The great thing about funding your own game is that you can be as creative, unconventional and bold as you want. Would any publisher greenlight a game featuring an orange robot rolling around on a giant metal ball? What about replacing all hand-animation with physics-driven movements and behaviors? Now try this one: would anyone have believed us if we said a year ago that we could make a 19-level, Unreal Engine 3 game in less than 50MB?

Working with unfinished cutting-edge technologies always leads to production delays, unforeseen design/art/code changes to accommodate a new build of the tech, and more production delays. Unless we were working on an established franchise, any publisher would have aborted RoboBlitz a long time ago. But since this is our baby, she was born a healthy 49.32MB!

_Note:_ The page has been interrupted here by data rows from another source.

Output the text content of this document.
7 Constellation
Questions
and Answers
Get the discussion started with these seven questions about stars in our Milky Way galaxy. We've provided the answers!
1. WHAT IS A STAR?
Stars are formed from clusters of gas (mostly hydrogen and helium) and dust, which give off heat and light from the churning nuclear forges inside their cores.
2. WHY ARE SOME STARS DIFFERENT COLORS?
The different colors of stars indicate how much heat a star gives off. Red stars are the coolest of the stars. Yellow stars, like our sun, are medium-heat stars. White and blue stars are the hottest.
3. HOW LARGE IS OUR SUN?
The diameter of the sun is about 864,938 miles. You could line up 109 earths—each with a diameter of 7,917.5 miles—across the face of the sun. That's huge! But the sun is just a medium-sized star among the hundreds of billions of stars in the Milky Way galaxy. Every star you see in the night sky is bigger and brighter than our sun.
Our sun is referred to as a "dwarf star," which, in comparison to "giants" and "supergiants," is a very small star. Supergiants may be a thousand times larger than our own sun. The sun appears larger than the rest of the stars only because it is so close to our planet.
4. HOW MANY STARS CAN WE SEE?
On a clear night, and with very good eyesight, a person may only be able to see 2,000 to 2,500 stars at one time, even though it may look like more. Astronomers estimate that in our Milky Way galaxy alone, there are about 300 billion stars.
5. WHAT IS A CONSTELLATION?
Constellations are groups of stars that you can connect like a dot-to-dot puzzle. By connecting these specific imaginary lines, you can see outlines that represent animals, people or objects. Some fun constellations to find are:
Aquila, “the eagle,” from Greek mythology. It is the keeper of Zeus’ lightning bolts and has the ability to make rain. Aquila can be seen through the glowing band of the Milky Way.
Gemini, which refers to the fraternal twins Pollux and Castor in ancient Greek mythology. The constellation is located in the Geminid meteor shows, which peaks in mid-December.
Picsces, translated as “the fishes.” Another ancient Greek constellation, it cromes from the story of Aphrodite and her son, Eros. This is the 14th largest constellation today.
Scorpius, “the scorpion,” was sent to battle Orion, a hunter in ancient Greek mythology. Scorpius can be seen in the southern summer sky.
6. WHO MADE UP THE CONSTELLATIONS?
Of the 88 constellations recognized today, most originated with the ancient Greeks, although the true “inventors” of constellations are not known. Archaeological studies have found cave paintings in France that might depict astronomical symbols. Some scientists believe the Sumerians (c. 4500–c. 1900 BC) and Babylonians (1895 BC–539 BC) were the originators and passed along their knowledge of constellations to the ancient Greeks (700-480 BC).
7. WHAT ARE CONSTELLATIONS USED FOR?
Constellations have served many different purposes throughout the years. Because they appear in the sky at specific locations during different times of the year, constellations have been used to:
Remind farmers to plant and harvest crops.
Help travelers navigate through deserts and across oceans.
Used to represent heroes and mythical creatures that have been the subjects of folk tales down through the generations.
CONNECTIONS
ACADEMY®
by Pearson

Lastly, because we self-funded the title, we were able to negotiate a great revenue split with the publishers and distributors.

Supporting the Community

Several months before launch, we opened a forum on the RoboBlitz website where users could discuss and ask questions about the game. This helped generate viral interest, build up a user base with our extremely limited budget, as well as provide a way to quickly spot and address technical problems once the game was out. Since launch, we’ve been very protective of that user base, and have dedicated over a third of our tech team to technical support e-mails and forum moderation.

Shipping the RoboBlitz editor and immediately setting up an editor Wiki at our site were also strong community building steps that have gone over quite well. Right now our Wiki is still the number one public source for info specific to a UE3 based editor, and that helps generate traffic and interest in RoboBlitz. We’re also actively engaging the modding community, encouraging people to push the limits of physically based game play.

Providing an online forum for the RoboBlitz community really paid off. At launch, we learned that people with certain graphics chips were having trouble getting the latest drivers required to work with our game. However, members from our growing user base quickly stepped in with hacks and tricks to solve these problems. Some of our more dedicated users even volunteered to moderate our forums. With all the users helping each other out, the RoboBlitz community is taking off.